BHP economic outlook for base metals
The outlook for the short term remains uncertain, but with vaccine deployment underway, albeit with some uncertainty as to timing and efficacy, a major downside risk to the plausible range has been substantially mitigated.
BHP now estimates that the world economy will be 4½ per cent smaller in the 2021 calendar year than it would have been if COVID-19 had not occurred. It reflects the speed of the rebound in ex-China markets in the second half of the 2020 calendar year, led by India and the US, plus additional stimulus measures in developed countries.
Copper prices have been strong in recent times. With ROW demand recovering and China continuing to perform well, the short term outlook for demand is constructive. On the supply side, we note near term risks from the escalation of COVID-19 cases in Chile, and the fact that a number of wage negotiations at Chilean mines are scheduled for the current calendar year, spread across both halves.
Longer-term, end-use demand is expected to be solid, while broad exposure to the electrification mega-trend offers an attractive upside. Long-term prices are expected to also reflect grade decline, resource depletion, water constraints, the increased depth and complexity of known development options, and a scarcity of high-quality future development opportunities after a poor decade for industry-wide exploration in the 2010s.
Nickel prices have been driven by positive sentiment towards pro-growth assets, supply uncertainty and a strong rebound from the battery-electric vehicle (EV) complex in the second half of the 2020 calendar year.
Longer term, BHP believes that nickel will be a substantial beneficiary of the global electrification mega-trend and that nickel sulphides will be particularly attractive given the relatively lower cost of production of battery-suitable class-1 nickel than for laterites, which are expected to set the long-run nickel price.

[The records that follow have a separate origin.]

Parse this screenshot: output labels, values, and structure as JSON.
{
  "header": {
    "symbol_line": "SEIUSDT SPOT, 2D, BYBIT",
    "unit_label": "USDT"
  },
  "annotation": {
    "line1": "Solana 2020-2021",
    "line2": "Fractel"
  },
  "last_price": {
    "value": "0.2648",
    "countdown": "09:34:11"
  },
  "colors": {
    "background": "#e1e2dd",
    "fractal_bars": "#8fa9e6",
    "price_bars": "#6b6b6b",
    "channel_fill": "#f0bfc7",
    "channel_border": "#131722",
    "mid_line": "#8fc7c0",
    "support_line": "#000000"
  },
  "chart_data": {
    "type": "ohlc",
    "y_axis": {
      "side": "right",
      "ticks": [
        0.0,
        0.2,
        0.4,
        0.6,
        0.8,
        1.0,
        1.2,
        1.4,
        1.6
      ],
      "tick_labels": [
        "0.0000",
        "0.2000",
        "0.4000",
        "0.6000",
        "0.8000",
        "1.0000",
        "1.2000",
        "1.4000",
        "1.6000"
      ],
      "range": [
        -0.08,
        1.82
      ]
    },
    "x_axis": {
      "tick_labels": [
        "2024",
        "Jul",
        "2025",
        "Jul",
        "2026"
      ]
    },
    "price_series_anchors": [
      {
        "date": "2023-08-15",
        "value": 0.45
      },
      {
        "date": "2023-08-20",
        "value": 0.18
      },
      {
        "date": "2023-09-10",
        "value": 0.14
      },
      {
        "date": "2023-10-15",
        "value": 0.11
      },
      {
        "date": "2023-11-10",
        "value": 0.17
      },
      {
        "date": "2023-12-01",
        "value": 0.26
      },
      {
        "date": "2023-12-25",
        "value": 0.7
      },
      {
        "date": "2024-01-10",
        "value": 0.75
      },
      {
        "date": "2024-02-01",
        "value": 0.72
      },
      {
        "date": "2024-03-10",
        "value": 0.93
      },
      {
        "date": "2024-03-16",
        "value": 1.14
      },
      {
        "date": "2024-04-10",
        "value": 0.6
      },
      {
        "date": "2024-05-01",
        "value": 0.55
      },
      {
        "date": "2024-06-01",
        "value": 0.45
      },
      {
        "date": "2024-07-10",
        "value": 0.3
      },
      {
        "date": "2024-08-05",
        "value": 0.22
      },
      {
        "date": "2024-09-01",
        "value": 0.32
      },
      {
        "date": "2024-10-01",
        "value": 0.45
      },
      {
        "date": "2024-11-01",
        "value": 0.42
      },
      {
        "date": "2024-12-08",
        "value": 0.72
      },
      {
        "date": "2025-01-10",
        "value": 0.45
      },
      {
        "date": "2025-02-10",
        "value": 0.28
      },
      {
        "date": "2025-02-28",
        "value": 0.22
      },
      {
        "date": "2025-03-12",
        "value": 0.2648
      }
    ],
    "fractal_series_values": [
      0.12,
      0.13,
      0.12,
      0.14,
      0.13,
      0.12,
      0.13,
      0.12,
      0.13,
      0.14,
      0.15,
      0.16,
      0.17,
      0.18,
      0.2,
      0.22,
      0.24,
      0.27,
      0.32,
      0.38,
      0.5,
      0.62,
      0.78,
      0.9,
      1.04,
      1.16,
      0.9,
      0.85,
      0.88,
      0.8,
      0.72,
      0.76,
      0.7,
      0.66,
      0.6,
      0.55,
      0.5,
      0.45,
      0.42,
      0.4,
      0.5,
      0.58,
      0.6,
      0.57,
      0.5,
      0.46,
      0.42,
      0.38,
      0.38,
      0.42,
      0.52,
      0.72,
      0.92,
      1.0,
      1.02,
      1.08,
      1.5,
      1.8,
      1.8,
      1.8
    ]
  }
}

This view is supported by its assessment of the likely rate of growth in EVs and of the likely battery chemistry that will underpin this. BHP has revised its already aggressive long run EV ranges to reflect even more supportive policy, such as accelerated bans for internal combustion engine vehicles in Europe, the policy platform of the Biden administration and net zero objectives in China, Japan and South Korea.
BHP remains positive in its outlook for long-term global economic growth and commodity demand. The 2020s hold great promise in this regard, with policymakers in key economies (for example China, Japan and the US) signalling a durable commitment to pro-growth agendas alongside heightened ambitions to tackle climate change.